Tuesday, 15 January 2008

Joining the Euro

Thanks to England Expects for this link:
There is absolutely no solid evidence to suggest it but this publication predicts that by the end of the month of January Britain will have announced that it intends to join the euro.
I think they may be right. The Euro deposit account I opened in October is now up over 7% in sterling terms. This is what's happened to the pound:

Benign neglect down to parity, perhaps?

It wouldn't surprise me in the least if the government has already decided to go for the Euro. What I'd love to know is this: in which currency is Tony Blair's "five million dollar" salary actually being paid? Could it be in Euros? He knows what's planned.

1 comment:

David Farrer said...

Comments from previous template:

NotaSheep
Not January 2008 then, but I think it could happen sooner than most believe possible.
11 February 2008, 10:18:10 GMT – Like – Reply

Alex
Interesting thinking but my gut instinct is that Brown is too much of a control freak to give up control of the currency.
26 January 2008, 01:59:21 GMT – Like – Reply

Neil Craig
Brown has let it be known that Blair had previously offered to let him take over if he would accept the Euro & refused partly on the grounds that he could never trust anything Blair told him & partly out of principle. That being the case he would lose face from joining.

I suspect there is a good economic reason anyway in which case a fall might be a good idea no matter how much a high exchange rate is seen as a sign of politicak virility.
19 January 2008, 16:13:20 GMT – Like – Reply

Sam Duncan
David E.: I know that; you know that; but can the Great British Public be persuaded otherwise by a prolonged propaganda campaign? I fear that may be Gordon's gambit.
17 January 2008, 21:17:33 GMT – Like – Reply

David Ellams
Joining the Euro will not avoid the crash that certain american politicians have been stoking up for some considerable time.
17 January 2008, 19:04:39 GMT – Like – Reply

jameshigham
Euro - safest currency just now for when they pull the plug. Or the rouble.
17 January 2008, 15:42:18 GMT – Like – Reply

Cleanthes
Hmmm.... just a thought?

I'm trying to work out how it would play, but what if he tried to combine a referendum on the Euro with a referendum on the constitution?

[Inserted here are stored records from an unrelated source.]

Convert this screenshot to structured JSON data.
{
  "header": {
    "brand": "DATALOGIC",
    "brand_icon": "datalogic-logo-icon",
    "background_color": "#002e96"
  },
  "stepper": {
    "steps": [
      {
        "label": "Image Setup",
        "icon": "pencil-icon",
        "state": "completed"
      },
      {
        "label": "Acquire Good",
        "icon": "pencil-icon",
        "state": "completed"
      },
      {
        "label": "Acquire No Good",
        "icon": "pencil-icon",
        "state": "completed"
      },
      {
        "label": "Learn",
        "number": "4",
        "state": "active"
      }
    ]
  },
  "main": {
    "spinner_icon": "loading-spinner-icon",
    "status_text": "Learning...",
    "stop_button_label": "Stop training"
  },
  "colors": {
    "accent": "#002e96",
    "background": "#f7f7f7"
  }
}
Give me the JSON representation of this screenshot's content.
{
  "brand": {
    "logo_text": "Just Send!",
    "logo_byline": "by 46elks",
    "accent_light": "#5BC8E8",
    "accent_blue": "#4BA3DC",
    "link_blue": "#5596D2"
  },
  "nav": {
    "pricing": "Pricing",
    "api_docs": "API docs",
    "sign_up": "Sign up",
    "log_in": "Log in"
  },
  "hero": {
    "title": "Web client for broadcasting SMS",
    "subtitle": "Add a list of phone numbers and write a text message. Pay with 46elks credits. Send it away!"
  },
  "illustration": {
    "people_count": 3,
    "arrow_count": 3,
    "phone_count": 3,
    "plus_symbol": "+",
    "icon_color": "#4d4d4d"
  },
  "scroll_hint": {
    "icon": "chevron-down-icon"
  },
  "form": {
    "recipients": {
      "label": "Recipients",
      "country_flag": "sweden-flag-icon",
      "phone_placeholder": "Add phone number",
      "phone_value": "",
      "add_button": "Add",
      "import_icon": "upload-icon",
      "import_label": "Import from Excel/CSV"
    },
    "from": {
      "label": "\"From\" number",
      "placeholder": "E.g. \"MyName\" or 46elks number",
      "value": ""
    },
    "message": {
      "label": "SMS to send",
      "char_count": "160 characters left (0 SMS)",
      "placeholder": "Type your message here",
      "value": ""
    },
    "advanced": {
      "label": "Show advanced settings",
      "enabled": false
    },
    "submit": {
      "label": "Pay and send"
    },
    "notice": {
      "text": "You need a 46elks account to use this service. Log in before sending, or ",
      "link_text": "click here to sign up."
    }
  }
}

Stick them in one question and raise the stakes, so the questions get muddled and/or a NO vote would be a really serious rejection of the EU?

One ballot paper with two questions and go for the confusion that would result from a multiplicity of campaigns suggesting the four possible answers?

I still don't get it though: it was Brown who completely scotched the Euro as Chancellor and shafted Blair in the process. What's the game here? Why would he change his tune? Is there some kind of EU magic portrait in No.10 a la Harry Potter?
16 January 2008, 22:10:49 GMT – Like – Reply

David Farrer
Sam,

That's exactly what I fear.
16 January 2008, 19:58:23 GMT – Like – Reply

Sam Duncan
My first thought was the same as Mr E.'s: he can chicken out of a referendum on the Constitution, he can duck an election, but there's no way on Earth he'll get away with bouncing us into EMU.

But what if his (and all his news media pals') line is that the global credit crunch makes our continued "isolation" unsustainable? Could he spin it? Could he even hold a referendum and win, after six months of that sort of guff from the BBC and the like? There were plenty of people who believed the predictions of Britain's imminent economic demise before the launch of the Euro.

I have a nasty feeling the pro-EMU mob have something unpleasant up their sleeves.
16 January 2008, 13:26:19 GMT – Like – Reply

Mr Eugenides
I don't buy this. Brown would have to be insane to pick this particular fight - especially given the need for a referendum, which he's been desperately trying to avoid for the last few months.

GB has many psychological flaws, certainly, but I don't think he has a death wish. If this were true, his listing premiership would be sunk.